I have a plaintext to be decrypted as follows:
$m = 2^{953} \bmod 1147$.
However, when I type $2^{953}$ in the calculator it gives me a math error!
So, how can I solve this equation? Even though, I couldn't find an answer for this on the Internet.
The answer should be $721$.
One very fast way for a computer to do this is to use Fast Modular Exponentiation (FME). Python has a built-in function named "pow" to do this (thanks to kelalaka for this!), where
solves the problem $A^B \mod C$. You can also find websites which do FME like https://www.dcode.fr/modular-exponentiation for example. Both my code and that website's code were able to find the answer just a second or two.

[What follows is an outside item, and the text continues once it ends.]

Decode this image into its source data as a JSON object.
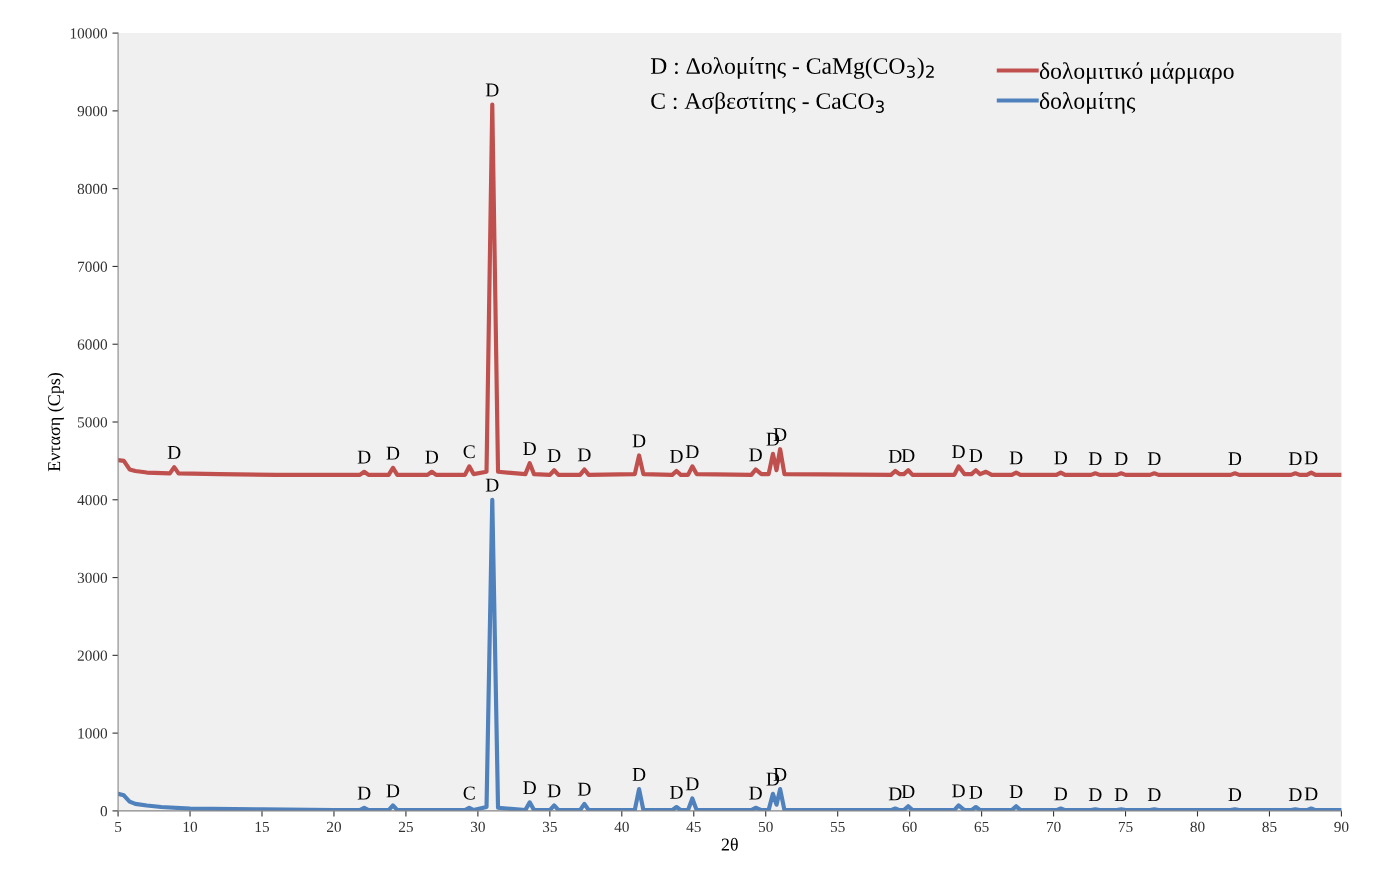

The math behind FME is based on the nice property of Modular Arithmetic that $$xy \text{ mod } z = (x \text{ mod } z)(y \text{ mod }z).$$ Specifically, the way that my code works is that it splits 953 into the sum of powers of 2, i.e. $$953 = 2^9 + 2^8 + 2^7 + 2^5 + 2^4 + 2^3 + 2^0,$$ so then $$ 2^{953} = 2^{2^9 + 2^8 + 2^7 + 2^5 + 2^4 + 2^3 + 2^0} $$ which is $$ 2^{953} = 2^{2^0} \cdot 2^{2^3} \cdot 2^{2^4} \cdot 2^{2^5} \cdot 2^{2^7} \cdot 2^{2^8} \cdot 2^{2^9}. $$ For a human this doesn't look easy but for a computer it is efficient since $(a^{2^b})^2) = a^{2^{b+1}}$, so the computer can just remember the last thing it computed and just square it. Hope this helps!